A single workout can activate genes that make your muscles perform better
By now you'd think there wouldn't be a lot to add to the list of good things that can come from exercise. Anything that burns calories, builds muscle, improves mood and lowers your risk of heart disease, stroke and diabetes is pretty much doing its share already. But here's a surprising new plus: physical activity can change your DNA--for the better.
DNA is nothing less than the stuff that makes you you: the unique molecular code that dictates whether you have brown hair or blue eyes or a propensity for cancer. You are born with that DNA, and it doesn't change. But how you live your life--the things you eat, what you're exposed to in the environment--can affect what's known as your epigenome, the system that determines which genes are turned on at specific times and how long they're active. Researchers led by Juleen Zierath, a professor of physiology at the Karolinska Institute in Stockholm, have revealed that the amount of exercise you get can have an epigenetic impact.
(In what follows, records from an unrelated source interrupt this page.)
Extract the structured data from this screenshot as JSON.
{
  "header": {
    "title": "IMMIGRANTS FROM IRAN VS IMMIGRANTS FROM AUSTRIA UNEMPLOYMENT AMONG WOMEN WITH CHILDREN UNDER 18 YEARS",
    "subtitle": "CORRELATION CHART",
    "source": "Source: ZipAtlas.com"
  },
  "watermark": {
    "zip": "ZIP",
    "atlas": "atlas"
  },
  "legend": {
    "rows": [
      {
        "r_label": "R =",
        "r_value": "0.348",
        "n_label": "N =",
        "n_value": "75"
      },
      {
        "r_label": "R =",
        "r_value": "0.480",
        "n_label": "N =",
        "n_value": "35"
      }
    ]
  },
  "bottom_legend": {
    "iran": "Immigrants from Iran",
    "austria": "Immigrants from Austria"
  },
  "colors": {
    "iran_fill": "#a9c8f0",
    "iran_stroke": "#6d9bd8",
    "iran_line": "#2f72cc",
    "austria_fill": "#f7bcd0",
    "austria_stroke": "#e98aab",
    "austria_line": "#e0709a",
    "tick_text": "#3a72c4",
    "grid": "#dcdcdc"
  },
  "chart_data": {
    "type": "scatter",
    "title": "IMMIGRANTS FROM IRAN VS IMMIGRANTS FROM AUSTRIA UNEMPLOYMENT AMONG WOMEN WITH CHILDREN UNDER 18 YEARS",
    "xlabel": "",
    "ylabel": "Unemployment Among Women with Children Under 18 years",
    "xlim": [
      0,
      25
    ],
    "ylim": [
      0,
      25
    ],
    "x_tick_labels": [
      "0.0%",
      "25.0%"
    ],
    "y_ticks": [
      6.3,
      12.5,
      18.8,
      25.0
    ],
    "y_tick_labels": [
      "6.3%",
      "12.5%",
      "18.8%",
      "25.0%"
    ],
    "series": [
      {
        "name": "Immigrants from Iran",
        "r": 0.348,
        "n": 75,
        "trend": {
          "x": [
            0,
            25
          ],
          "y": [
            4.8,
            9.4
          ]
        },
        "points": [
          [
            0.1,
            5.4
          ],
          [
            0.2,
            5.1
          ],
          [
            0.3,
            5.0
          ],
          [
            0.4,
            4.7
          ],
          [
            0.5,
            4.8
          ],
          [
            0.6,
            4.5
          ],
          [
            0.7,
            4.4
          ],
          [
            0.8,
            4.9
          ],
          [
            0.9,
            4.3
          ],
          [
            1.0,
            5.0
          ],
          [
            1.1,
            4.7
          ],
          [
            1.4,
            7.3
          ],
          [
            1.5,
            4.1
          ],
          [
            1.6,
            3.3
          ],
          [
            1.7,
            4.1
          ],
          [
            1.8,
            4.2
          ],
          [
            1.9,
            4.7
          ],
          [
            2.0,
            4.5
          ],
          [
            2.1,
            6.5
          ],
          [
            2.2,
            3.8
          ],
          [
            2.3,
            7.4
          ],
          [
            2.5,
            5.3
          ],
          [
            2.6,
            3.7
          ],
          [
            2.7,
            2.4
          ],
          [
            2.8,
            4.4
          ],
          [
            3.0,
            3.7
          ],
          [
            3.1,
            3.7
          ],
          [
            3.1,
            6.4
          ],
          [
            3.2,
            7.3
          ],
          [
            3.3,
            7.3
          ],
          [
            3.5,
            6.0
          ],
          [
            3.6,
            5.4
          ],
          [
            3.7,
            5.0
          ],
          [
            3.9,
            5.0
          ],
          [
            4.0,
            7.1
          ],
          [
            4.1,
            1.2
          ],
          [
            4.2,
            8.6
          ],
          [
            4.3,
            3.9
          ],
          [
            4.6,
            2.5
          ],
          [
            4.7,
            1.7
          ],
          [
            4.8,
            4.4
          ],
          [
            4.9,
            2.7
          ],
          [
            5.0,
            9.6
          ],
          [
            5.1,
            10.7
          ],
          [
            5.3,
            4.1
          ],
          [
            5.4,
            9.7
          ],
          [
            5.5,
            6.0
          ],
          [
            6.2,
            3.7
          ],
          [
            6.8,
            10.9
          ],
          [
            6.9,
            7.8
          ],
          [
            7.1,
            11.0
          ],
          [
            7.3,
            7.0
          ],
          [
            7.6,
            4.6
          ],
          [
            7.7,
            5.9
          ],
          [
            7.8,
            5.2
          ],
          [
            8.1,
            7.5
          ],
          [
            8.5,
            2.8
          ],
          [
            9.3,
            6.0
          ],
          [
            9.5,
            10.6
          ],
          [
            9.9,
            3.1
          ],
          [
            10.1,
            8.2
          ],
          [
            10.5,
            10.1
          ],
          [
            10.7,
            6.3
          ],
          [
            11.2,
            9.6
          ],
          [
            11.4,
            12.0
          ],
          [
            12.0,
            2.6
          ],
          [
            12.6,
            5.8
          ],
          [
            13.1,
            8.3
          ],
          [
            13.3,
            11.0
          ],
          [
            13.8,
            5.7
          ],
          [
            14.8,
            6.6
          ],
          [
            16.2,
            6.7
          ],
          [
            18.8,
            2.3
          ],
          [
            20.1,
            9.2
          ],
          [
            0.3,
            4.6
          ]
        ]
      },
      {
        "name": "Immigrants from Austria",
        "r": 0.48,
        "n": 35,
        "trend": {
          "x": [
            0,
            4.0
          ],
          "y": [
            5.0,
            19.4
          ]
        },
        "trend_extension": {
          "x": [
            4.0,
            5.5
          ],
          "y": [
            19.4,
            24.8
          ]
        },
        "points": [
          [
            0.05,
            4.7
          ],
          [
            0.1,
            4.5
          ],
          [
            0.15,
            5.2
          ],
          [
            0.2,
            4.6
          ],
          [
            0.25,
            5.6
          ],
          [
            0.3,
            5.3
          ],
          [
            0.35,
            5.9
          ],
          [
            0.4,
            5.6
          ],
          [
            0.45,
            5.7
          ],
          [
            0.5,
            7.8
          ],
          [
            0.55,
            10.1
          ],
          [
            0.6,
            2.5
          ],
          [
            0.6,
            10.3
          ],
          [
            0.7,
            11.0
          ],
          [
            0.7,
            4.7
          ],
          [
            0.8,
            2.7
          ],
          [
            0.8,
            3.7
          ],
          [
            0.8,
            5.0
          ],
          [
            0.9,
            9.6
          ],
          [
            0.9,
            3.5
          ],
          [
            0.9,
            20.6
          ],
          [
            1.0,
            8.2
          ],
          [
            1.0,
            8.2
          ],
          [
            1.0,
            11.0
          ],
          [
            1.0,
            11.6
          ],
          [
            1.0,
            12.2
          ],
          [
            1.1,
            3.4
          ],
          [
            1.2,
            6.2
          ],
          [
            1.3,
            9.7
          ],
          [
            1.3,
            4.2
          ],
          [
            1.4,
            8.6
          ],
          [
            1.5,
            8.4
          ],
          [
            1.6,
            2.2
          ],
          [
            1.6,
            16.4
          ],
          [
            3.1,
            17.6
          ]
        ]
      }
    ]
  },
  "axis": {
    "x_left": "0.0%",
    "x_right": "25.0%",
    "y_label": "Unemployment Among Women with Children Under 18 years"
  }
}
In a study published in the journal Cell Metabolism, she and her team analyzed muscle from a group of sedentary subjects who then exercised on a stationary bike, and the researchers concluded that even a single 20-minute workout can lead to epigenetic changes that help muscles work better.
Zierath recruited a group of 14 young men and women who first surrendered a tiny bit of quadriceps tissue under local anesthetic for a later biopsy. The volunteers then cycled on a stationary bike while the scientists analyzed their respiration to determine their exertion level. Finally, the subjects gave up one more sample of muscle within 20 minutes of completing the exercise.
It wasn't an easy day for the volunteers, but it was worth it--for Zierath and her team, at least. Comparing selected muscle-related genes before and after exercise, they found that certain ones were pumping out more metabolic proteins after the biking session. That improved performance was governed by methylation--the extent to which molecules known as methyl groups settle on top of the genes, regulating their activity. In muscles, this helps generate enzymes needed to burn calories and produce energy while you're, say, pounding away on the treadmill.
Additionally, this system turns out to be a lot more complex than a simple on-off switch. In a follow-up study, Zierath brought some of the same subjects back to the lab and had them exercise until they hit 40% of the exertion limit they reached in the initial session; on another occasion, they biked until they got to 80% of their maximum. Muscle biopsies taken after these sessions showed degrees of methylation that more or less reflected the amount of exertion.
The study is a big advance for the field of epigenetics, revealing the intricate choreography that the molecule groups follow as they dance around a muscle cell's genome. "We are trying to get at the early messages that the muscle [receives] to say, We need to coordinate so we can cope with the demands of this exercise," says Zierath. For the exercisers themselves, it's one more bit of proof that even the usually sedentary body was built for working out--right down to its genetic roots.